Taxidermy supply places sell a commercial degreaser or you can use acetone or something similar.Soak the skull for a few days then rinse.Then whiten,You can still degrease it even if you have whitened it already.Just whiten it again after it's dry from rinsing.(degreasing should be done first next time)

Check out firefighters euro beaver skull that I just finished for him,he has pics of it.It's on this section of the forum(taxidermy)

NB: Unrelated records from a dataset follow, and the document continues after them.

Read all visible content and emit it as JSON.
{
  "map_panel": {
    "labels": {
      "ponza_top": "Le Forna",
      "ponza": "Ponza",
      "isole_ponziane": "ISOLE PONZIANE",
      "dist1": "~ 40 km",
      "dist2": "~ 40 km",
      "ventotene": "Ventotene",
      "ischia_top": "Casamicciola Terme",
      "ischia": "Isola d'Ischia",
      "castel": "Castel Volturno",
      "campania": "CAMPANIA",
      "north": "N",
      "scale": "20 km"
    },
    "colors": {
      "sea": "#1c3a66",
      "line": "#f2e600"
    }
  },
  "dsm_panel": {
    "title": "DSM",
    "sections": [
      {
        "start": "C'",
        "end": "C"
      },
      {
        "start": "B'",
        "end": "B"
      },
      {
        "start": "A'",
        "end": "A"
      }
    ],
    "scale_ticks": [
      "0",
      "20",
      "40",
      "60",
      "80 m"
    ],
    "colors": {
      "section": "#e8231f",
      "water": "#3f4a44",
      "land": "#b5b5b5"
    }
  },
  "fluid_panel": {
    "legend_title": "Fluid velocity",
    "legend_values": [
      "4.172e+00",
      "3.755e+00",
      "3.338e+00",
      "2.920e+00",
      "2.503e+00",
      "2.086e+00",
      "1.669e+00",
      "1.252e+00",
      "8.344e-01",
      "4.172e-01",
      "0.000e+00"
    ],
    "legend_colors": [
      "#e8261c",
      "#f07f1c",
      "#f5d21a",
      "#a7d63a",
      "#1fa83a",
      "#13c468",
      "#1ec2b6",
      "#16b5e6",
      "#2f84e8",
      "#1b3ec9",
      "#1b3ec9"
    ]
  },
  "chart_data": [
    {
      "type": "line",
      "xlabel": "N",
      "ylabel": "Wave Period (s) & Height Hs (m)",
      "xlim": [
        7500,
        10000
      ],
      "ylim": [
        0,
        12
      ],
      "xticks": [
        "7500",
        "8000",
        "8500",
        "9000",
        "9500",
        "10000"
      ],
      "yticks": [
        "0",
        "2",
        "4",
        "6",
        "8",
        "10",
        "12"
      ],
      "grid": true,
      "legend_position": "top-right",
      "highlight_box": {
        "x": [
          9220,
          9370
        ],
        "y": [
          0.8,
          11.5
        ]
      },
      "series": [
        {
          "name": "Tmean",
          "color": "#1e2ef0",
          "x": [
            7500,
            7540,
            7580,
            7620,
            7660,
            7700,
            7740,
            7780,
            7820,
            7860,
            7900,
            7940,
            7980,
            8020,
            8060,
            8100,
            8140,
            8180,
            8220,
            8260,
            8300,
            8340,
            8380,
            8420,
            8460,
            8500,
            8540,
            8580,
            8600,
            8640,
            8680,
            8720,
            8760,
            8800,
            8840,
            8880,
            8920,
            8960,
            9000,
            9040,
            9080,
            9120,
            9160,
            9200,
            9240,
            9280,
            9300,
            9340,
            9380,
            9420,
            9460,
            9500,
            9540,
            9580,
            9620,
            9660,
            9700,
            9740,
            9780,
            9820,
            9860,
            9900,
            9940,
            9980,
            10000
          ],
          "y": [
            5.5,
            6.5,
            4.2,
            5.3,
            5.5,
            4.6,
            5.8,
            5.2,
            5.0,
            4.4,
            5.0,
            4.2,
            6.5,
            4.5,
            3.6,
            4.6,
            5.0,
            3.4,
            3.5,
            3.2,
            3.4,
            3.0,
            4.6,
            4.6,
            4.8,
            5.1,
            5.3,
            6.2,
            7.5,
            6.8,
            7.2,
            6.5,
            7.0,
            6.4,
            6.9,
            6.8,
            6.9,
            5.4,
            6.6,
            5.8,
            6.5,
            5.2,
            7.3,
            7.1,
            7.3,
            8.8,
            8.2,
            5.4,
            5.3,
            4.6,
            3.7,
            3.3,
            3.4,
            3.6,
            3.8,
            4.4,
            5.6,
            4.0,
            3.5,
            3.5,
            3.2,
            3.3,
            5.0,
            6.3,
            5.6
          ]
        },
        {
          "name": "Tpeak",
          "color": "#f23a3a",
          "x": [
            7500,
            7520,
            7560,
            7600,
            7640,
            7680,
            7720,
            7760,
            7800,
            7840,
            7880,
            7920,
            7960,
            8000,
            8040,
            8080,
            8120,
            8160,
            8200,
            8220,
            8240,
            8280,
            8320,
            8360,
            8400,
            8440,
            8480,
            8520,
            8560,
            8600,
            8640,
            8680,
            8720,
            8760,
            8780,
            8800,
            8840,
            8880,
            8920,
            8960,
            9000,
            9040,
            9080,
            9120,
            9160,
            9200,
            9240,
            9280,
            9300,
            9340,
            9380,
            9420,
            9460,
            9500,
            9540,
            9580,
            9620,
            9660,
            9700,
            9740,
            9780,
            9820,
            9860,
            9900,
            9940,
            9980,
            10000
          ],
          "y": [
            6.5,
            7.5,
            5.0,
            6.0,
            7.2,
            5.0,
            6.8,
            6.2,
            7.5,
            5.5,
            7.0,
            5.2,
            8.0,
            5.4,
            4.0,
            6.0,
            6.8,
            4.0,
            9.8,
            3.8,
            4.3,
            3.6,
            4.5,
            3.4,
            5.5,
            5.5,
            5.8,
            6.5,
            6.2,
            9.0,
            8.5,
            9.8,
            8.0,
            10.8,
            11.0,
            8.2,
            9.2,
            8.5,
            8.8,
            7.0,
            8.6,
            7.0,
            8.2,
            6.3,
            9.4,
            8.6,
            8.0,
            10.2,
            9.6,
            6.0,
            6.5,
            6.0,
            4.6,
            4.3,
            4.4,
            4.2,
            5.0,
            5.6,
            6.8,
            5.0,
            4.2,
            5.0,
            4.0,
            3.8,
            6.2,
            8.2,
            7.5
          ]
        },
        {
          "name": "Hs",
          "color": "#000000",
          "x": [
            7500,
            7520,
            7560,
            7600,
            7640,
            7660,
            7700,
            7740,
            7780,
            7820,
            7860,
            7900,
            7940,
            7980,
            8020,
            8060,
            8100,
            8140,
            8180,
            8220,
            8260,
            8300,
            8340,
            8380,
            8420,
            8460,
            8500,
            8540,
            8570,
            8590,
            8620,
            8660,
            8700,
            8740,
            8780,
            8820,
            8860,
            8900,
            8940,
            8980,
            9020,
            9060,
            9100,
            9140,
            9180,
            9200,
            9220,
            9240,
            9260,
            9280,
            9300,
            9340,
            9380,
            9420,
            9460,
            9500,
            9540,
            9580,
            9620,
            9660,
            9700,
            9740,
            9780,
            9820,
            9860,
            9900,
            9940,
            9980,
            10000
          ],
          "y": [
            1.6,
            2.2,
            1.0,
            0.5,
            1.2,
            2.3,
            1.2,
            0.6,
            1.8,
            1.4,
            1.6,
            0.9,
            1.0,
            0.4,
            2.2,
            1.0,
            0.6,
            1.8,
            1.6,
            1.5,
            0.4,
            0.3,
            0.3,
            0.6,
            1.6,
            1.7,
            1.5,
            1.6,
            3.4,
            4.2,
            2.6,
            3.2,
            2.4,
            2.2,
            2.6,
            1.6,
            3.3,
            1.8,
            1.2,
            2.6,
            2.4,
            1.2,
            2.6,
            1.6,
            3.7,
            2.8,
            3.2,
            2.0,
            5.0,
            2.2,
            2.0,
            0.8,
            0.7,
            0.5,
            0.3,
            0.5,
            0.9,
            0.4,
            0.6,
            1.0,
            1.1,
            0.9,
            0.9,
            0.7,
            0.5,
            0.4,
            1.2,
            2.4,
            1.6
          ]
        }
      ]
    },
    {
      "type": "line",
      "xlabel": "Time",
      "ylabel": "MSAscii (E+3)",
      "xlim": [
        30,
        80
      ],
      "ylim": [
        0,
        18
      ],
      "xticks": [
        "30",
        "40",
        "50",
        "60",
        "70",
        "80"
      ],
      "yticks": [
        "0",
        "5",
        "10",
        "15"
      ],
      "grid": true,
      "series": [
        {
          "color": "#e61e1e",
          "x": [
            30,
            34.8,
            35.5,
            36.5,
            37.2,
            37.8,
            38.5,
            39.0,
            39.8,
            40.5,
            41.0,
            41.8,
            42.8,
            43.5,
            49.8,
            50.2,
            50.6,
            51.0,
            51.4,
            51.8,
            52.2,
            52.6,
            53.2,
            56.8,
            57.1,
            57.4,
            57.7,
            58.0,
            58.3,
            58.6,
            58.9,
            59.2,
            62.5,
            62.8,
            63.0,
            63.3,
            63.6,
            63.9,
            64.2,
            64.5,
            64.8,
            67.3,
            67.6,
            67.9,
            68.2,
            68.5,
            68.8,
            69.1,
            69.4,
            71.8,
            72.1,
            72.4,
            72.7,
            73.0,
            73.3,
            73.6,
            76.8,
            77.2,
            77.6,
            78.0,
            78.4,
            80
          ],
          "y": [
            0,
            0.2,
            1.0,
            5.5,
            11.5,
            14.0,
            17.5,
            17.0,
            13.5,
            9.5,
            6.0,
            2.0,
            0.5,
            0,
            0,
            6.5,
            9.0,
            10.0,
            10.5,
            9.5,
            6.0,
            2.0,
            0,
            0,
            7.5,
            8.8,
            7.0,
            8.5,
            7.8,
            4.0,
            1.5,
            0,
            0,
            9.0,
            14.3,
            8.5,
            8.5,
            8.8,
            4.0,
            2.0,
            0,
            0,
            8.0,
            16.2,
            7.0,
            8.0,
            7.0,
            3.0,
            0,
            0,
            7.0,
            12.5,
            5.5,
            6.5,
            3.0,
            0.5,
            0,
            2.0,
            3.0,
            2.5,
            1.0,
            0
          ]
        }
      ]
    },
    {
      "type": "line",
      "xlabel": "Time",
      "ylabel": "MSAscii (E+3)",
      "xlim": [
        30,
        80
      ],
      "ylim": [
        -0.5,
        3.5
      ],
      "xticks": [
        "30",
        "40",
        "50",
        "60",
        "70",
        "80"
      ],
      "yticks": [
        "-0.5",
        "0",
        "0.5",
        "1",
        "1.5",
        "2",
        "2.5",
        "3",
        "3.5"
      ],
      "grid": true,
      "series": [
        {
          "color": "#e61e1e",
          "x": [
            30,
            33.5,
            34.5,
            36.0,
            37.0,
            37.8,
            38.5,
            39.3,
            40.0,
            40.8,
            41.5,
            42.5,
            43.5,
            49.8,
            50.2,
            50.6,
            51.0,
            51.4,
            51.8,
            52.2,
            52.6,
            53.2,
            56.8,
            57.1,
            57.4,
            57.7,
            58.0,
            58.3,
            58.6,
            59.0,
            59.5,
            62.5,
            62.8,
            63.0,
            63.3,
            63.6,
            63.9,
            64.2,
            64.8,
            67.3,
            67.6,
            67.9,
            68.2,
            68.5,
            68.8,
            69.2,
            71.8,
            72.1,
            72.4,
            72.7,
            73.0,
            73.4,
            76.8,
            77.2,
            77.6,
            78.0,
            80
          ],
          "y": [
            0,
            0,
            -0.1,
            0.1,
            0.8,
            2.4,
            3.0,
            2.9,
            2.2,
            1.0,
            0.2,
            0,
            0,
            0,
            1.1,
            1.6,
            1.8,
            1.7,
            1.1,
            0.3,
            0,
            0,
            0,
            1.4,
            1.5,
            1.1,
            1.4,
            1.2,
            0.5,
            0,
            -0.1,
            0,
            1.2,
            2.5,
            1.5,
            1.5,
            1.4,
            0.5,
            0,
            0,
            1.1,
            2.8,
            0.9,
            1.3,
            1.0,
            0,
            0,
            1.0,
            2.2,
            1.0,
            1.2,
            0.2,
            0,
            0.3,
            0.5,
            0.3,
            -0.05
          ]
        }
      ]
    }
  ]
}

If you just want the skull to hang in the garage you should be fine with what youv'e done so far.
This is what works for me and I've done several.Might not be for everybody.
Hope this helps.
Randy (stimy2000)


----------



## anonymous7242016 (Aug 16, 2008)

stimy2000 said:


> bucksnbows,depending on what cleaning method you used you should use a stronger degreaser.I'm assuming you cooked or simmered the skull to remove all the meat.This releases fat and oils that get cooked into the bone.
> Taxidermy supply places sell a commercial degreaser or you can use acetone or something similar.Soak the skull for a few days then rinse.Then whiten,You can still degrease it even if you have whitened it already.Just whiten it again after it's dry from rinsing.(degreasing should be done first next time)
> 
> Check out firefighters euro beaver skull that I just finished for him,he has pics of it.It's on this section of the forum(taxidermy)
> ...


Well yes I boiled (simmered) the skull. It was already pretty much all bone before I started. It has been outside since October. The bugs have helped a bit. I also added some 3% peroxide and borax to the water I used to boil it in. I brushed on the 40% peroxide and will rinse it off after it drys and repeat if needed. 
It is my first attempt at this so the buck was not a monster, but it was a nice 11 point. 2.5 y/o probably would score around 110". My avatar is a picture of the rack.


----------



## walleye magnet (Mar 4, 2001)

bucksnbows
Nice job, looks great.


----------